Based on their performance, these were reduced to a final four metabolite ratios that were good candidates for assessing larval quality: alanine/succinate, glycine/succinate, myristic acid/succinate and pyroglutamate/succinate. Each of the identified ratios was substantially lower in the poor-quality larvae (Figure 1).

Comparing this group with the faster-growing cohort, the trend was characterized by elevated levels of succinate and simultaneous reductions in relative metabolite abundances of alanine, glycine, pyroglutamate and myristic acid. Based on the known functions of these metabolites, it was possible to identify potential biochemical pathways involved in larval performance. These pathways include energy metabolism, osmotic regulation, immune function and cell-to-cell communication.


While this study identified broad areas of larval physiology responsible for larval quality, the authors’ ongoing studies are providing more specific biomarkers intended to generate predictive models of larval performance. Furthermore, the aim is to eventually develop easy-to-use tool kits to evaluate the physiological state of larvae throughout the rearing process.
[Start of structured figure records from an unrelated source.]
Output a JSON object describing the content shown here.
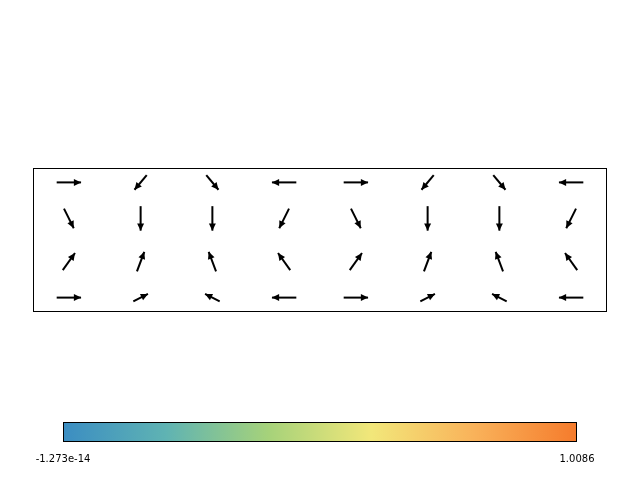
{
  "chart_data": {
    "type": "quiver",
    "xlim": [
      0,
      4
    ],
    "ylim": [
      0,
      1
    ],
    "tick_labels": false,
    "grid": false,
    "color": "#000000",
    "arrows": {
      "x": [
        0.25,
        0.75,
        1.25,
        1.75,
        2.25,
        2.75,
        3.25,
        3.75,
        0.25,
        0.75,
        1.25,
        1.75,
        2.25,
        2.75,
        3.25,
        3.75,
        0.25,
        0.75,
        1.25,
        1.75,
        2.25,
        2.75,
        3.25,
        3.75,
        0.25,
        0.75,
        1.25,
        1.75,
        2.25,
        2.75,
        3.25,
        3.75
      ],
      "y": [
        0.9,
        0.9,
        0.9,
        0.9,
        0.9,
        0.9,
        0.9,
        0.9,
        0.65,
        0.65,
        0.65,
        0.65,
        0.65,
        0.65,
        0.65,
        0.65,
        0.35,
        0.35,
        0.35,
        0.35,
        0.35,
        0.35,
        0.35,
        0.35,
        0.1,
        0.1,
        0.1,
        0.1,
        0.1,
        0.1,
        0.1,
        0.1
      ],
      "u": [
        1,
        -0.5,
        0.5,
        -1,
        1,
        -0.5,
        0.5,
        -1,
        0.4,
        0,
        0,
        -0.4,
        0.4,
        0,
        0,
        -0.4,
        0.5,
        0.3,
        -0.3,
        -0.5,
        0.5,
        0.3,
        -0.3,
        -0.5,
        1,
        0.6,
        -0.6,
        -1,
        1,
        0.6,
        -0.6,
        -1
      ],
      "v": [
        0,
        -0.6,
        -0.6,
        0,
        0,
        -0.6,
        -0.6,
        0,
        -0.8,
        -1,
        -1,
        -0.8,
        -0.8,
        -1,
        -1,
        -0.8,
        0.7,
        0.8,
        0.8,
        0.7,
        0.7,
        0.8,
        0.8,
        0.7,
        0,
        0.3,
        0.3,
        0,
        0,
        0.3,
        0.3,
        0
      ]
    },
    "colorbar": {
      "range": [
        -1.273e-14,
        1.0086
      ],
      "ticks": [
        {
          "value": -1.273e-14,
          "label": "-1.273e-14"
        },
        {
          "value": 1.0086,
          "label": "1.0086"
        }
      ],
      "colors": [
        "#3b8dc2",
        "#5fb3b3",
        "#a6d27a",
        "#f2e77a",
        "#f9b25a",
        "#f57b2c"
      ]
    }
  }
}
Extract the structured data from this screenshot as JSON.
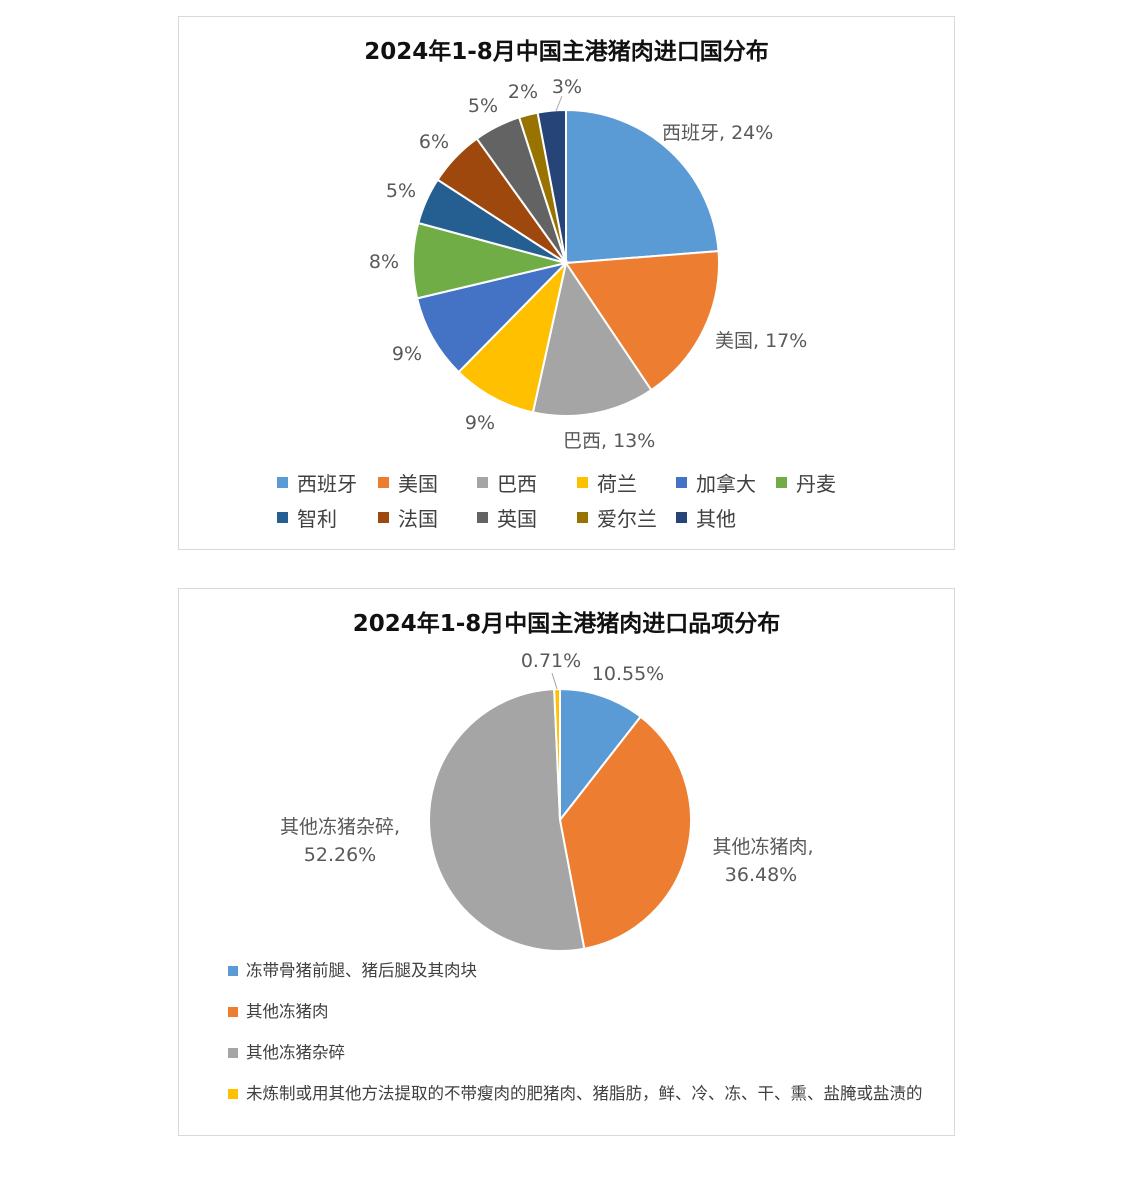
{
  "chart_data": [
    {
      "type": "pie",
      "title": "2024年1-8月中国主港猪肉进口国分布",
      "categories": [
        "西班牙",
        "美国",
        "巴西",
        "荷兰",
        "加拿大",
        "丹麦",
        "智利",
        "法国",
        "英国",
        "爱尔兰",
        "其他"
      ],
      "values": [
        24,
        17,
        13,
        9,
        9,
        8,
        5,
        6,
        5,
        2,
        3
      ],
      "data_labels": [
        "西班牙, 24%",
        "美国, 17%",
        "巴西, 13%",
        "9%",
        "9%",
        "8%",
        "5%",
        "6%",
        "5%",
        "2%",
        "3%"
      ],
      "colors": [
        "#5b9bd5",
        "#ed7d31",
        "#a5a5a5",
        "#ffc000",
        "#4472c4",
        "#70ad47",
        "#255e91",
        "#9e480e",
        "#636363",
        "#997300",
        "#264478"
      ],
      "legend": "bottom",
      "unit": "%"
    },
    {
      "type": "pie",
      "title": "2024年1-8月中国主港猪肉进口品项分布",
      "categories": [
        "冻带骨猪前腿、猪后腿及其肉块",
        "其他冻猪肉",
        "其他冻猪杂碎",
        "未炼制或用其他方法提取的不带瘦肉的肥猪肉、猪脂肪，鲜、冷、冻、干、熏、盐腌或盐渍的"
      ],
      "values": [
        10.55,
        36.48,
        52.26,
        0.71
      ],
      "data_labels": [
        [
          "10.55%"
        ],
        [
          "其他冻猪肉,",
          "36.48%"
        ],
        [
          "其他冻猪杂碎,",
          "52.26%"
        ],
        [
          "0.71%"
        ]
      ],
      "colors": [
        "#5b9bd5",
        "#ed7d31",
        "#a5a5a5",
        "#ffc000"
      ],
      "legend": "bottom",
      "unit": "%"
    }
  ]
}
Further analysis of the single metabolites and their ratios will likely reveal additional information, and when integrated with gene and protein expression data, could provide new avenues for selective-breeding programs to consistently yield high-quality larvae. Supplementary experiments incorporating metabolomics-based approaches to investigate other measures of larval quality – such as health after immunological challenge and nutritional condition in response to diet manipulation – have the potential to offer a suite of biomarkers for a range of applications.

The use of metabolomics could also be applied to other areas of hatchery production to help close the loop on full life-cycle culture for many species. For example, routine production of high-quality gametes for successful fertilization and ongrowing could be achieved through better broodstock management and understanding of maternal provisioning, paternal effects and factors associated with high fecundity.